Qu’est-ce que l’identité ?

Une identité est propre à chaque individu et elle évolue avec lui tout au long de sa vie. L’identité est garantie par un tiers de confiance, généralement l’État et regroupe un ensemble de données qui permettent d’identifier un individu : prénom, nom, date de naissance, caractéristiques physiques, filiation… D’autres attributs peuvent compléter cette identification comme le statut marital, les empreintes digitales ou encore l’emploi exercé.

En termes juridiques, l’identité c’est l’ensemble des éléments qui, aux termes de la loi, concourent à l’identification d’une personne physique (dans la société, au regard de l’état civil) : nom, prénom, date de naissance, filiation, etc.

Qu’est-ce que l’identité numérique ? 1

L’identité numérique prolonge cette définition en y ajoutant des attributs numériques comme les identifiants de connexion (adresse email, mot de passe) ou encore l’adresse IP. Plus généralement, l’identité numérique représente l’ensemble des attributs et données qui permettent d’identifier un individu, une organisation ou une entreprise en ligne.

Notre identité numérique n’est donc pas une chose unique, mais plutôt la somme totale de tous les attributs qui existent à notre sujet dans le domaine numérique – une collection de points de données en constante augmentation et évolution. Ces données sont généralement sous le contrôle d’entités extérieures à l’individu auquel elles se rapportent.

L’identité numérique est donc un lien technologique entre une entité réelle qui peut être une personne, un objet ou un organisme et des entités virtuelles qui sont des représentations numériques.

Elle permet l’identification en ligne de l’entité ainsi que la mise en relation de celle-ci avec des communautés virtuelles sur le Web. L’identité numérique est à la fois :

  • construite par l’entité réelle ou le « Sujet »,
  • et influencée par le rapport qu’entretient ce dernier à son contexte d’interaction numérique.

Schéma de “Trust over IP” fondation (V1—2020-05-05) [2]

L’identité numérique repose sur une structure de confiance à trois niveaux appelée « le triangle de confiance » :

  • l’Émetteur (Issuer)
  • le Titulaire ou détenteur (Holder)
  • le Vérificateur (Verifier)

Le référentiel européen eIDAS d’identité numérique

[3]

Electronic IDentification Authentication and trust Services (eIDAS) est un règlement de l’UE sur l’identification électronique et les services de confiance. eIDAS supervise l’identification électronique et les services de confiance pour les transactions électroniques au sein de l’Union Européenne.

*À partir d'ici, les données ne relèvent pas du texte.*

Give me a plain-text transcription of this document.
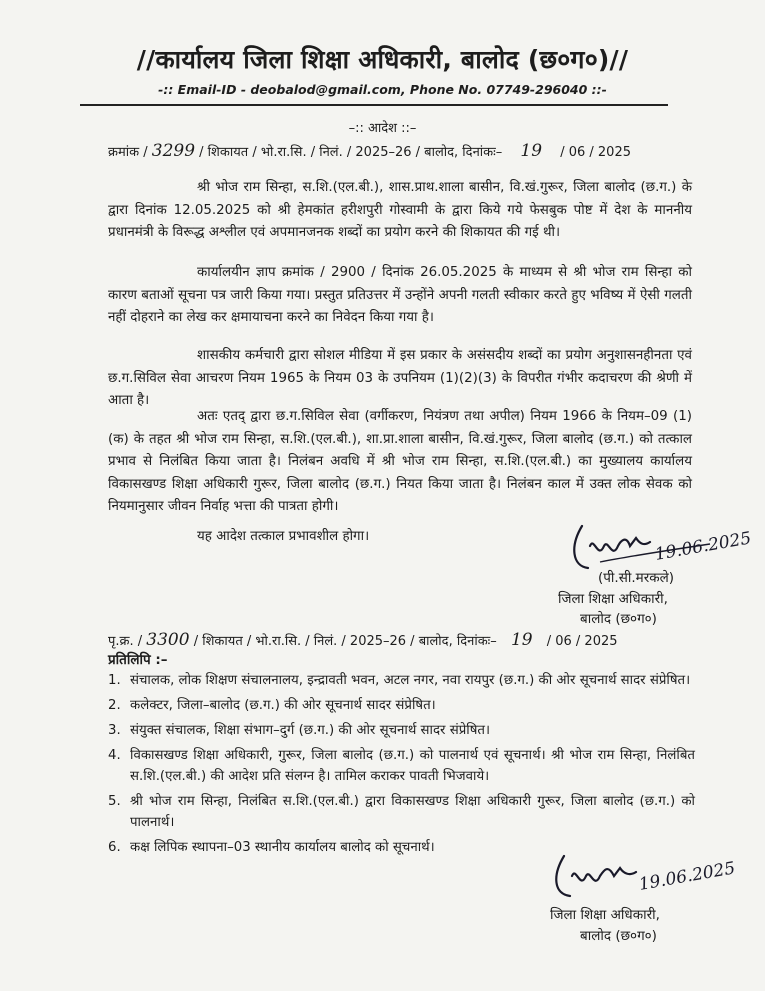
//कार्यालय जिला शिक्षा अधिकारी, बालोद (छ०ग०)//
-:: Email-ID - deobalod@gmail.com, Phone No. 07749-296040 ::-
–:: आदेश ::–
क्रमांक / 3299 / शिकायत / भो.रा.सि. / निलं. / 2025–26 / बालोद, दिनांकः– 19 / 06 / 2025
श्री भोज राम सिन्हा, स.शि.(एल.बी.), शास.प्राथ.शाला बासीन, वि.खं.गुरूर, जिला बालोद (छ.ग.) के द्वारा दिनांक 12.05.2025 को श्री हेमकांत हरीशपुरी गोस्वामी के द्वारा किये गये फेसबुक पोष्ट में देश के माननीय प्रधानमंत्री के विरूद्ध अश्लील एवं अपमानजनक शब्दों का प्रयोग करने की शिकायत की गई थी।
कार्यालयीन ज्ञाप क्रमांक / 2900 / दिनांक 26.05.2025 के माध्यम से श्री भोज राम सिन्हा को कारण बताओं सूचना पत्र जारी किया गया। प्रस्तुत प्रतिउत्तर में उन्होंने अपनी गलती स्वीकार करते हुए भविष्य में ऐसी गलती नहीं दोहराने का लेख कर क्षमायाचना करने का निवेदन किया गया है।
शासकीय कर्मचारी द्वारा सोशल मीडिया में इस प्रकार के असंसदीय शब्दों का प्रयोग अनुशासनहीनता एवं छ.ग.सिविल सेवा आचरण नियम 1965 के नियम 03 के उपनियम (1)(2)(3) के विपरीत गंभीर कदाचरण की श्रेणी में आता है।
अतः एतद् द्वारा छ.ग.सिविल सेवा (वर्गीकरण, नियंत्रण तथा अपील) नियम 1966 के नियम–09 (1)(क) के तहत श्री भोज राम सिन्हा, स.शि.(एल.बी.), शा.प्रा.शाला बासीन, वि.खं.गुरूर, जिला बालोद (छ.ग.) को तत्काल प्रभाव से निलंबित किया जाता है। निलंबन अवधि में श्री भोज राम सिन्हा, स.शि.(एल.बी.) का मुख्यालय कार्यालय विकासखण्ड शिक्षा अधिकारी गुरूर, जिला बालोद (छ.ग.) नियत किया जाता है। निलंबन काल में उक्त लोक सेवक को नियमानुसार जीवन निर्वाह भत्ता की पात्रता होगी।
यह आदेश तत्काल प्रभावशील होगा।	19.06.2025
(पी.सी.मरकले)
जिला शिक्षा अधिकारी,
बालोद (छ०ग०)
पृ.क्र. / 3300 / शिकायत / भो.रा.सि. / निलं. / 2025–26 / बालोद, दिनांकः– 19 / 06 / 2025
प्रतिलिपि :–
1. संचालक, लोक शिक्षण संचालनालय, इन्द्रावती भवन, अटल नगर, नवा रायपुर (छ.ग.) की ओर सूचनार्थ सादर संप्रेषित।
2. कलेक्टर, जिला–बालोद (छ.ग.) की ओर सूचनार्थ सादर संप्रेषित।
3. संयुक्त संचालक, शिक्षा संभाग–दुर्ग (छ.ग.) की ओर सूचनार्थ सादर संप्रेषित।
4. विकासखण्ड शिक्षा अधिकारी, गुरूर, जिला बालोद (छ.ग.) को पालनार्थ एवं सूचनार्थ। श्री भोज राम सिन्हा, निलंबित स.शि.(एल.बी.) की आदेश प्रति संलग्न है। तामिल कराकर पावती भिजवाये।
5. श्री भोज राम सिन्हा, निलंबित स.शि.(एल.बी.) द्वारा विकासखण्ड शिक्षा अधिकारी गुरूर, जिला बालोद (छ.ग.) को पालनार्थ।
6. कक्ष लिपिक स्थापना–03 स्थानीय कार्यालय बालोद को सूचनार्थ।
19.06.2025
जिला शिक्षा अधिकारी,
बालोद (छ०ग०)
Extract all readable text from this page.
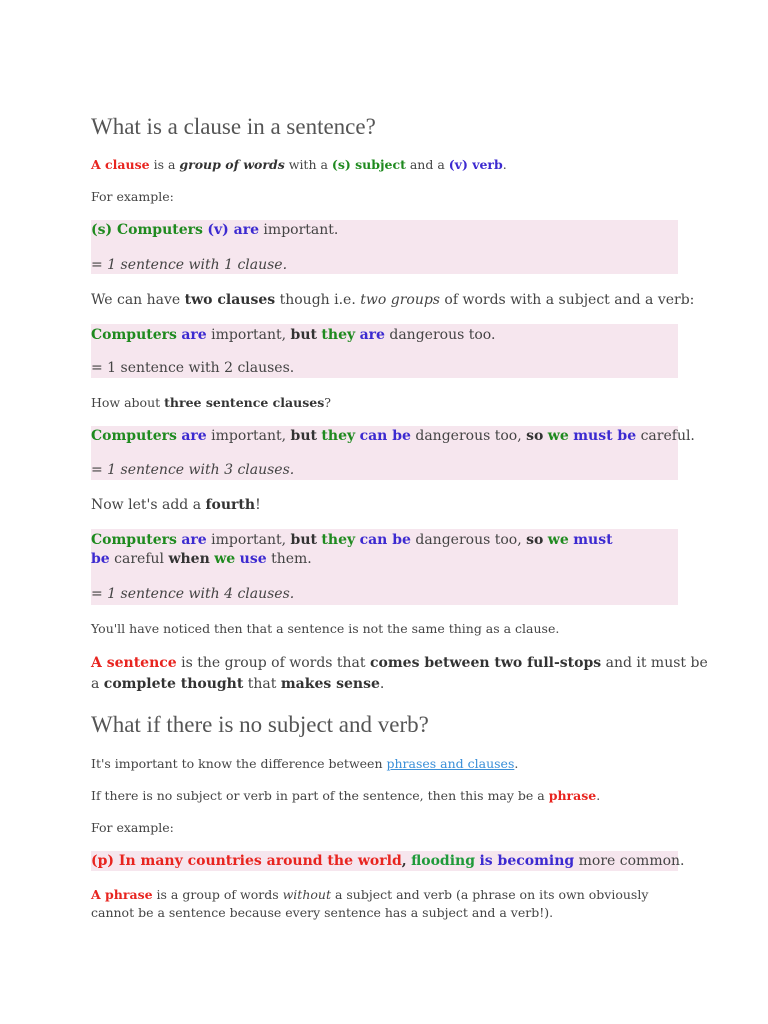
What is a clause in a sentence?
A clause is a group of words with a (s) subject and a (v) verb.
For example:
(s) Computers (v) are important.
= 1 sentence with 1 clause.
We can have two clauses though i.e. two groups of words with a subject and a verb:
Computers are important, but they are dangerous too.
= 1 sentence with 2 clauses.
How about three sentence clauses?
Computers are important, but they can be dangerous too, so we must be careful.
= 1 sentence with 3 clauses.
Now let's add a fourth!
Computers are important, but they can be dangerous too, so we must
be careful when we use them.
= 1 sentence with 4 clauses.
You'll have noticed then that a sentence is not the same thing as a clause.
A sentence is the group of words that comes between two full-stops and it must be
a complete thought that makes sense.
What if there is no subject and verb?
It's important to know the difference between phrases and clauses.
If there is no subject or verb in part of the sentence, then this may be a phrase.
For example:
(p) In many countries around the world, flooding is becoming more common.
A phrase is a group of words without a subject and verb (a phrase on its own obviously cannot be a sentence because every sentence has a subject and a verb!).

Il régule la signature électronique, les transactions électroniques, pour fournir un moyen sûr aux transactions en ligne comme le transfert électronique de fonds ou les transactions avec les services publics. À la fois, le signataire et le destinataire ont accès à un niveau supérieur de confort et de sécurité. Au lieu de s’appuyer sur des méthodes traditionnelles, telles que le courrier, la télécopie (fax), ou de délivrer en personne des documents sur papier, ils peuvent désormais effectuer des transactions à distance – y compris à travers les frontières internationales.

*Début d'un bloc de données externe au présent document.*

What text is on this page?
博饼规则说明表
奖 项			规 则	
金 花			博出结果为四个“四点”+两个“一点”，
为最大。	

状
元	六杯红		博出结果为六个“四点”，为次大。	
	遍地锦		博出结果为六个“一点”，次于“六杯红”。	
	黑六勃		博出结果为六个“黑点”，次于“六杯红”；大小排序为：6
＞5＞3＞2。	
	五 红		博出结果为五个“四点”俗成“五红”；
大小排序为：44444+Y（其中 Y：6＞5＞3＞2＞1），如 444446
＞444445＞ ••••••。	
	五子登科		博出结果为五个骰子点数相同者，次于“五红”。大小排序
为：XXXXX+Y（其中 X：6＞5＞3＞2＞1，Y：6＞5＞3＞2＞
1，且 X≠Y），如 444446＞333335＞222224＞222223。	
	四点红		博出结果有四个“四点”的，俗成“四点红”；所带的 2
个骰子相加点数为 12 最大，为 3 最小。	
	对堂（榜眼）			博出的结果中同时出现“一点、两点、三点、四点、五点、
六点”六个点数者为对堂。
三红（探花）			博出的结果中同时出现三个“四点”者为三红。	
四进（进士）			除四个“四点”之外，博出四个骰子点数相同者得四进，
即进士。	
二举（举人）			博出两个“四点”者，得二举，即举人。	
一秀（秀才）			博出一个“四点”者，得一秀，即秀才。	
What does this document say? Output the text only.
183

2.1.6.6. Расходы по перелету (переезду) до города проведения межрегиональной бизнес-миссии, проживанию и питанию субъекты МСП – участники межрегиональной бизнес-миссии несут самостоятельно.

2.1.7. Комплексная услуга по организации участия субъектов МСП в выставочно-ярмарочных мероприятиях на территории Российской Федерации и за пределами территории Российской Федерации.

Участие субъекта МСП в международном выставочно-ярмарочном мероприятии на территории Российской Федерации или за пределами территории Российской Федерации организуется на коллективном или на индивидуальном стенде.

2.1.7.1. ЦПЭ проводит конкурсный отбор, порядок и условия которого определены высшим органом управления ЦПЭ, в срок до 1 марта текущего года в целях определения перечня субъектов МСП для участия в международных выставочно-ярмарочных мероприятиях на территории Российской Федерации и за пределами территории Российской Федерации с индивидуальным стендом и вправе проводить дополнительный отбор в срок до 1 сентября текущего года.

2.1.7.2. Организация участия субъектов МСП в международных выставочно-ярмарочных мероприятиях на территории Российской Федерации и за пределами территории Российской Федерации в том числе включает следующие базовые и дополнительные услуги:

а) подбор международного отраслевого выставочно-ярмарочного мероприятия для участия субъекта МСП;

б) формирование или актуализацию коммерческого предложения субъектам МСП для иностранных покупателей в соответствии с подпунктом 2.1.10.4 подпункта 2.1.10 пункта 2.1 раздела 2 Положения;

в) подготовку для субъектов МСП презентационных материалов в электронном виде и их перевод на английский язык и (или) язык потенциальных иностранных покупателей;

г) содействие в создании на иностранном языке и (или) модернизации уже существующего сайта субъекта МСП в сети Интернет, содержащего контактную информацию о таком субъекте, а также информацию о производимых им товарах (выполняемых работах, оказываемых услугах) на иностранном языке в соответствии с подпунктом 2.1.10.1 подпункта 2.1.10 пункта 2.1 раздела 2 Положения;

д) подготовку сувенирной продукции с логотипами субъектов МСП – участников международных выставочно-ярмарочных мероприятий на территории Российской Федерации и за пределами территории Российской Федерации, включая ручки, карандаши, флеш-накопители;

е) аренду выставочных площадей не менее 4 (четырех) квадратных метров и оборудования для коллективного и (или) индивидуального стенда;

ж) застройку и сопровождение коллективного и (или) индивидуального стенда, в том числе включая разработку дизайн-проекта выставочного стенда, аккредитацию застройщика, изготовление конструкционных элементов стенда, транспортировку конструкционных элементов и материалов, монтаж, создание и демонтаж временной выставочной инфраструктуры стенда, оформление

Il offre un cadre d’interopérabilité pour l’ensemble des États membres de l’Union européenne pour l’identification et les transactions électroniques et permet ainsi le développement d’un marché unique de la confiance numérique.

Le règlement eIDAS prévoit trois niveaux de garantie pour les moyens d’identifications électroniques qui sont accordés en fonction du respect des spécifications, normes et procédures minimales :

  • le niveau de sécurité faible qui permet simplement de réduire le risque d’utilisation abusive ou l’altération d’identité
  • le niveau de sécurité substantiel, qui permet de réduire substantiellement le risque d’utilisation abusive ou d’altération d’identité
  • le niveau de sécurité élevé, qui permet d’empêcher l’utilisation abusive ou l’altération de l’identité

Identité numérique centralisée ou fédérée ?

[4]

La plupart des services de gestion des identités numériques sont centralisés. Ils reposent sur la création d’un compte utilisateur par individu pour l’accès à une offre, un service ou plus généralement à une plateforme. Dans ce format, l’individu a autant d’identités numériques qu’il a de profils (chaque personne a, en moyenne, 150 comptes Internet).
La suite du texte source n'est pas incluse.